Bognera

Scientific classification
- Kingdom: Plantae
- Clade: Tracheophytes
- Clade: Angiosperms
- Clade: Monocots
- Order: Alismatales
- Family: Araceae
- Subfamily: Aroideae
- Tribe: Dieffenbachieae
- Genus: Bognera S.Mayo & D.Nicolson
- Species: B. recondita
- Binomial name: Bognera recondita (Madison) S.Mayo & Nicolson

= Bognera =

- Genus: Bognera
- Species: recondita
- Authority: (Madison) S.Mayo & Nicolson
- Parent authority: S.Mayo & D.Nicolson

Genus of flowering plants

Bognera is a monotypic genus of flowering plants in the family Araceae. The single species that makes up the genus is Bognera recondita. The word recondita means "hidden" referring to the fact that the plant is only found in remote areas of Amazonian Brazil near the Peruvian border.
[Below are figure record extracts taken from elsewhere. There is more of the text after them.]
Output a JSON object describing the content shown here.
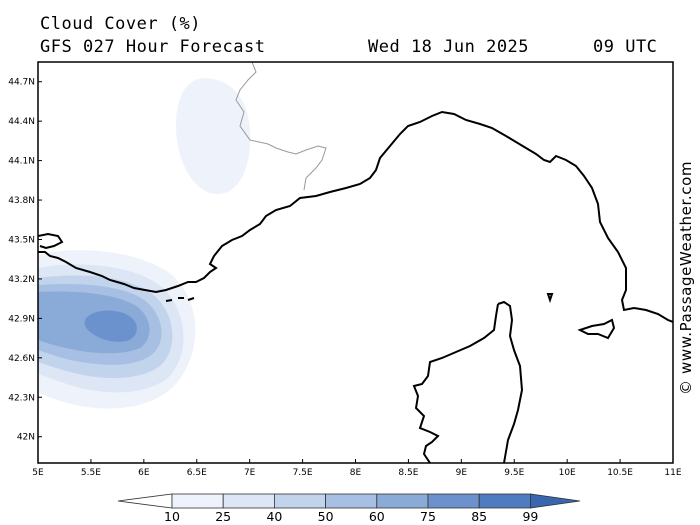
{
  "header": {
    "title": "Cloud Cover (%)",
    "model": "GFS 027 Hour Forecast",
    "date": "Wed 18 Jun 2025",
    "time": "09 UTC"
  },
  "credit": "© www.PassageWeather.com",
  "axes": {
    "lon_labels": [
      "5E",
      "5.5E",
      "6E",
      "6.5E",
      "7E",
      "7.5E",
      "8E",
      "8.5E",
      "9E",
      "9.5E",
      "10E",
      "10.5E",
      "11E"
    ],
    "lon_values": [
      5,
      5.5,
      6,
      6.5,
      7,
      7.5,
      8,
      8.5,
      9,
      9.5,
      10,
      10.5,
      11
    ],
    "lat_labels": [
      "44.7N",
      "44.4N",
      "44.1N",
      "43.8N",
      "43.5N",
      "43.2N",
      "42.9N",
      "42.6N",
      "42.3N",
      "42N"
    ],
    "lat_values": [
      44.7,
      44.4,
      44.1,
      43.8,
      43.5,
      43.2,
      42.9,
      42.6,
      42.3,
      42.0
    ],
    "lon_range": [
      5,
      11
    ],
    "lat_range": [
      41.8,
      44.85
    ]
  },
  "colorbar": {
    "labels": [
      "10",
      "25",
      "40",
      "50",
      "60",
      "75",
      "85",
      "99"
    ],
    "colors": [
      "#ffffff",
      "#eef2fa",
      "#dce6f4",
      "#c2d3ec",
      "#a6bfe3",
      "#8aaad8",
      "#6b92cc",
      "#4f7bc0",
      "#3a66b0"
    ]
  }
}
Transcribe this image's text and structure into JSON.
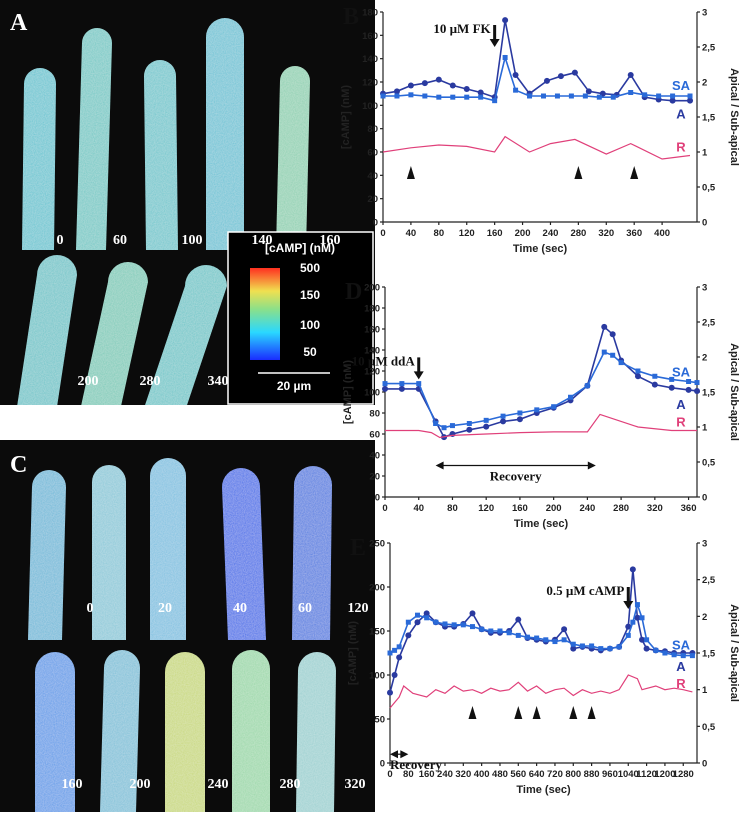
{
  "image_panels": [
    {
      "label": "A",
      "times": [
        0,
        60,
        100,
        140,
        160,
        200,
        280,
        340
      ],
      "colorbar": {
        "title": "[cAMP] (nM)",
        "ticks": [
          500,
          150,
          100,
          50
        ]
      },
      "scale_bar": "20 µm"
    },
    {
      "label": "C",
      "times": [
        0,
        20,
        40,
        60,
        120,
        160,
        200,
        240,
        280,
        320
      ]
    }
  ],
  "chart_data": [
    {
      "type": "line",
      "panel": "B",
      "xlabel": "Time (sec)",
      "ylabel": "[cAMP] (nM)",
      "y2label": "Apical / Sub-apical",
      "xlim": [
        0,
        450
      ],
      "xticks": [
        0,
        40,
        80,
        120,
        160,
        200,
        240,
        280,
        320,
        360,
        400
      ],
      "ylim": [
        0,
        180
      ],
      "yticks": [
        0,
        20,
        40,
        60,
        80,
        100,
        120,
        140,
        160,
        180
      ],
      "y2lim": [
        0,
        3
      ],
      "y2ticks": [
        0,
        {
          "value": 0.5,
          "label": "0,5"
        },
        1,
        {
          "value": 1.5,
          "label": "1,5"
        },
        2,
        {
          "value": 2.5,
          "label": "2,5"
        },
        3
      ],
      "series": [
        {
          "name": "A",
          "color": "#2a3aa0",
          "marker": "circle",
          "x": [
            0,
            20,
            40,
            60,
            80,
            100,
            120,
            140,
            160,
            175,
            190,
            210,
            235,
            255,
            275,
            295,
            315,
            335,
            355,
            375,
            395,
            415,
            440
          ],
          "values": [
            110,
            112,
            117,
            119,
            122,
            117,
            114,
            111,
            107,
            173,
            126,
            110,
            121,
            125,
            128,
            112,
            110,
            109,
            126,
            107,
            105,
            104,
            104
          ]
        },
        {
          "name": "SA",
          "color": "#2a6ad8",
          "marker": "square",
          "x": [
            0,
            20,
            40,
            60,
            80,
            100,
            120,
            140,
            160,
            175,
            190,
            210,
            230,
            250,
            270,
            290,
            310,
            330,
            355,
            375,
            395,
            415,
            440
          ],
          "values": [
            108,
            108,
            109,
            108,
            107,
            107,
            107,
            107,
            104,
            141,
            113,
            108,
            108,
            108,
            108,
            108,
            107,
            107,
            111,
            109,
            108,
            108,
            108
          ]
        },
        {
          "name": "R",
          "color": "#e0407a",
          "axis": "y2",
          "x": [
            0,
            40,
            80,
            120,
            160,
            175,
            210,
            240,
            275,
            320,
            355,
            400,
            440
          ],
          "values": [
            1.0,
            1.06,
            1.1,
            1.08,
            1.0,
            1.22,
            1.0,
            1.12,
            1.18,
            0.97,
            1.12,
            0.9,
            0.95
          ]
        }
      ],
      "event_markers": [
        40,
        280,
        360
      ],
      "annotations": [
        {
          "text": "10 µM FK",
          "x": 160,
          "y": 150
        }
      ]
    },
    {
      "type": "line",
      "panel": "D",
      "xlabel": "Time (sec)",
      "ylabel": "[cAMP] (nM)",
      "y2label": "Apical / Sub-apical",
      "xlim": [
        0,
        370
      ],
      "xticks": [
        0,
        40,
        80,
        120,
        160,
        200,
        240,
        280,
        320,
        360
      ],
      "ylim": [
        0,
        200
      ],
      "yticks": [
        0,
        20,
        40,
        60,
        80,
        100,
        120,
        140,
        160,
        180,
        200
      ],
      "y2lim": [
        0,
        3
      ],
      "y2ticks": [
        0,
        {
          "value": 0.5,
          "label": "0,5"
        },
        1,
        {
          "value": 1.5,
          "label": "1,5"
        },
        2,
        {
          "value": 2.5,
          "label": "2,5"
        },
        3
      ],
      "series": [
        {
          "name": "A",
          "color": "#2a3aa0",
          "marker": "circle",
          "x": [
            0,
            20,
            40,
            60,
            70,
            80,
            100,
            120,
            140,
            160,
            180,
            200,
            220,
            240,
            260,
            270,
            280,
            300,
            320,
            340,
            360,
            370
          ],
          "values": [
            103,
            103,
            103,
            72,
            57,
            60,
            64,
            67,
            72,
            74,
            80,
            85,
            92,
            106,
            162,
            155,
            130,
            115,
            107,
            104,
            102,
            101
          ]
        },
        {
          "name": "SA",
          "color": "#2a6ad8",
          "marker": "square",
          "x": [
            0,
            20,
            40,
            60,
            70,
            80,
            100,
            120,
            140,
            160,
            180,
            200,
            220,
            240,
            260,
            270,
            280,
            300,
            320,
            340,
            360,
            370
          ],
          "values": [
            108,
            108,
            108,
            70,
            66,
            68,
            70,
            73,
            77,
            80,
            83,
            86,
            95,
            106,
            138,
            135,
            128,
            120,
            115,
            112,
            110,
            109
          ]
        },
        {
          "name": "R",
          "color": "#e0407a",
          "axis": "y2",
          "x": [
            0,
            40,
            55,
            65,
            80,
            120,
            160,
            200,
            240,
            255,
            300,
            340,
            370
          ],
          "values": [
            0.95,
            0.95,
            0.92,
            0.85,
            0.88,
            0.9,
            0.92,
            0.93,
            0.93,
            1.18,
            1.0,
            0.95,
            0.95
          ]
        }
      ],
      "annotations": [
        {
          "text": "10 µM ddA",
          "x": 40,
          "y": 112
        }
      ],
      "recovery": {
        "text": "Recovery",
        "xrange": [
          60,
          250
        ],
        "y": 30
      }
    },
    {
      "type": "line",
      "panel": "E",
      "xlabel": "Time (sec)",
      "ylabel": "[cAMP] (nM)",
      "y2label": "Apical / Sub-apical",
      "xlim": [
        0,
        1340
      ],
      "xticks": [
        0,
        80,
        160,
        240,
        320,
        400,
        480,
        560,
        640,
        720,
        800,
        880,
        960,
        1040,
        1120,
        1200,
        1280
      ],
      "ylim": [
        0,
        250
      ],
      "yticks": [
        0,
        50,
        100,
        150,
        200,
        250
      ],
      "y2lim": [
        0,
        3
      ],
      "y2ticks": [
        0,
        {
          "value": 0.5,
          "label": "0,5"
        },
        1,
        {
          "value": 1.5,
          "label": "1,5"
        },
        2,
        {
          "value": 2.5,
          "label": "2,5"
        },
        3
      ],
      "series": [
        {
          "name": "A",
          "color": "#2a3aa0",
          "marker": "circle",
          "x": [
            0,
            20,
            40,
            80,
            120,
            160,
            200,
            240,
            280,
            320,
            360,
            400,
            440,
            480,
            520,
            560,
            600,
            640,
            680,
            720,
            760,
            800,
            840,
            880,
            920,
            960,
            1000,
            1040,
            1060,
            1080,
            1100,
            1120,
            1160,
            1200,
            1240,
            1280,
            1320
          ],
          "values": [
            80,
            100,
            120,
            145,
            160,
            170,
            160,
            155,
            155,
            158,
            170,
            152,
            148,
            148,
            150,
            163,
            142,
            140,
            138,
            140,
            152,
            130,
            132,
            130,
            128,
            130,
            132,
            155,
            220,
            165,
            140,
            130,
            128,
            127,
            125,
            125,
            125
          ]
        },
        {
          "name": "SA",
          "color": "#2a6ad8",
          "marker": "square",
          "x": [
            0,
            20,
            40,
            80,
            120,
            160,
            200,
            240,
            280,
            320,
            360,
            400,
            440,
            480,
            520,
            560,
            600,
            640,
            680,
            720,
            760,
            800,
            840,
            880,
            920,
            960,
            1000,
            1040,
            1060,
            1080,
            1100,
            1120,
            1160,
            1200,
            1240,
            1280,
            1320
          ],
          "values": [
            125,
            128,
            132,
            160,
            168,
            165,
            160,
            158,
            157,
            157,
            155,
            152,
            150,
            150,
            148,
            145,
            143,
            142,
            140,
            138,
            140,
            135,
            133,
            133,
            130,
            130,
            132,
            145,
            160,
            180,
            165,
            140,
            128,
            125,
            123,
            122,
            122
          ]
        },
        {
          "name": "R",
          "color": "#e0407a",
          "axis": "y2",
          "x": [
            0,
            40,
            60,
            100,
            160,
            200,
            240,
            280,
            320,
            360,
            400,
            440,
            480,
            520,
            560,
            600,
            640,
            680,
            720,
            760,
            800,
            840,
            880,
            920,
            960,
            1000,
            1040,
            1080,
            1100,
            1160,
            1200,
            1240,
            1280,
            1320
          ],
          "values": [
            0.75,
            0.9,
            1.05,
            0.95,
            0.9,
            1.0,
            0.95,
            1.05,
            0.98,
            1.0,
            0.95,
            1.02,
            0.98,
            1.0,
            1.1,
            0.98,
            1.05,
            0.95,
            1.0,
            1.02,
            0.92,
            1.0,
            0.95,
            0.98,
            0.95,
            1.0,
            1.2,
            1.15,
            1.0,
            1.05,
            1.0,
            1.02,
            1.0,
            0.97
          ]
        }
      ],
      "event_markers": [
        360,
        560,
        640,
        800,
        880
      ],
      "annotations": [
        {
          "text": "0.5 µM cAMP",
          "x": 1040,
          "y": 175
        }
      ],
      "recovery": {
        "text": "Recovery",
        "xrange": [
          0,
          80
        ],
        "y": 10
      }
    }
  ]
}
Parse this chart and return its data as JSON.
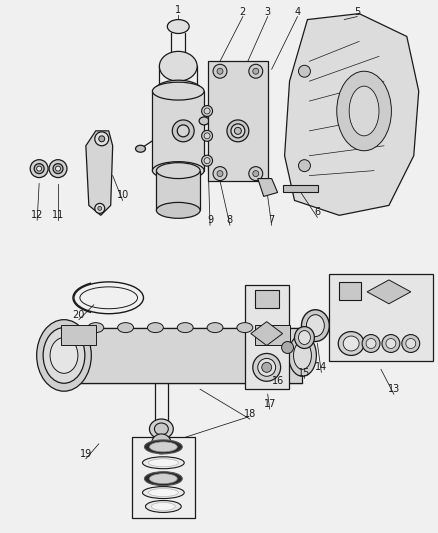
{
  "bg_color": "#f0f0f0",
  "fig_width": 4.39,
  "fig_height": 5.33,
  "line_color": "#1a1a1a",
  "line_width": 0.9
}
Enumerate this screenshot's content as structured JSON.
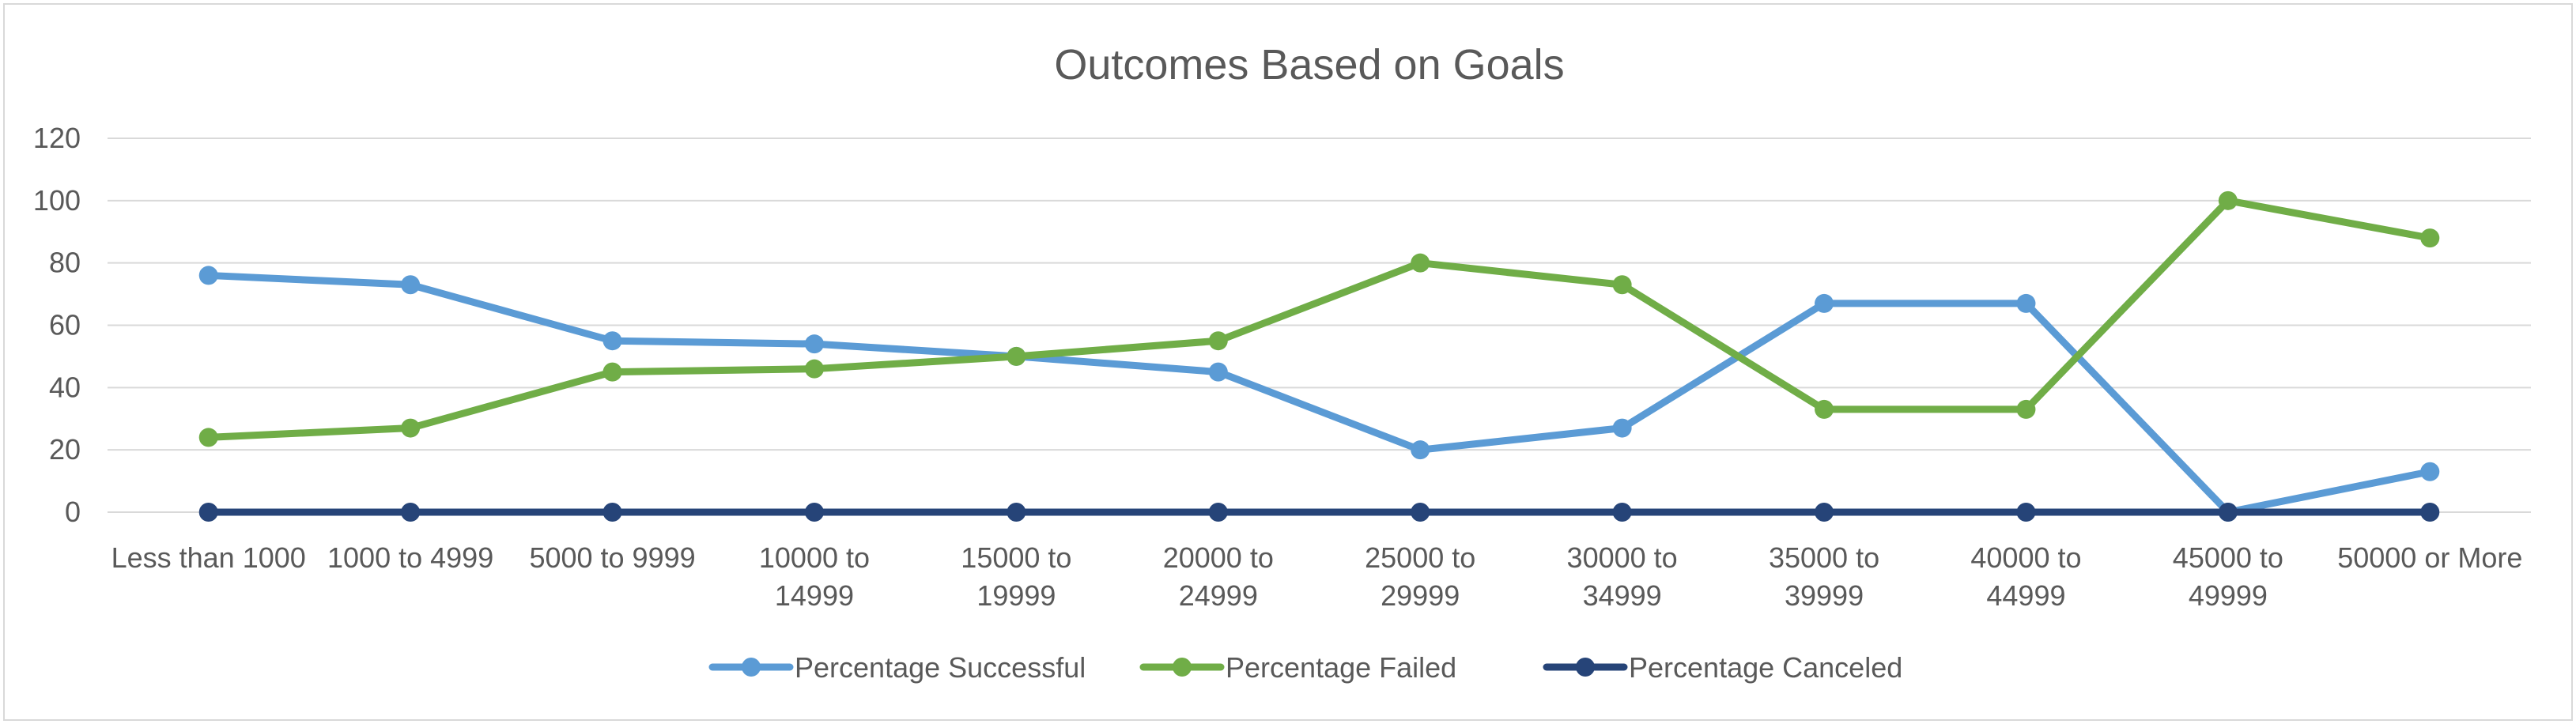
{
  "chart_data": {
    "type": "line",
    "title": "Outcomes Based on Goals",
    "xlabel": "",
    "ylabel": "",
    "ylim": [
      0,
      120
    ],
    "yticks": [
      0,
      20,
      40,
      60,
      80,
      100,
      120
    ],
    "grid": true,
    "legend_position": "bottom",
    "categories": [
      "Less than 1000",
      "1000 to 4999",
      "5000 to 9999",
      "10000 to 14999",
      "15000 to 19999",
      "20000 to 24999",
      "25000 to 29999",
      "30000 to 34999",
      "35000 to 39999",
      "40000 to 44999",
      "45000 to 49999",
      "50000 or More"
    ],
    "series": [
      {
        "name": "Percentage Successful",
        "color": "#5b9bd5",
        "values": [
          76,
          73,
          55,
          54,
          50,
          45,
          20,
          27,
          67,
          67,
          0,
          13
        ]
      },
      {
        "name": "Percentage Failed",
        "color": "#70ad47",
        "values": [
          24,
          27,
          45,
          46,
          50,
          55,
          80,
          73,
          33,
          33,
          100,
          88
        ]
      },
      {
        "name": "Percentage Canceled",
        "color": "#264478",
        "values": [
          0,
          0,
          0,
          0,
          0,
          0,
          0,
          0,
          0,
          0,
          0,
          0
        ]
      }
    ]
  }
}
The species was discovered in the late 1970s and was originally placed in the genus Ulearum, as Ulearum reconditum Madison, Aroideana 3: 101 (1980).

In 1984, a new genus was created in Taxon vol.33 on page 690, and Bognera was named after the German Aroid specialist Josef Bogner (b. 1939), who was a botanist, director of the botanical garden in Munich and a specialist in Araceae.

Bognera is believed to be closely related to Dieffenbachia.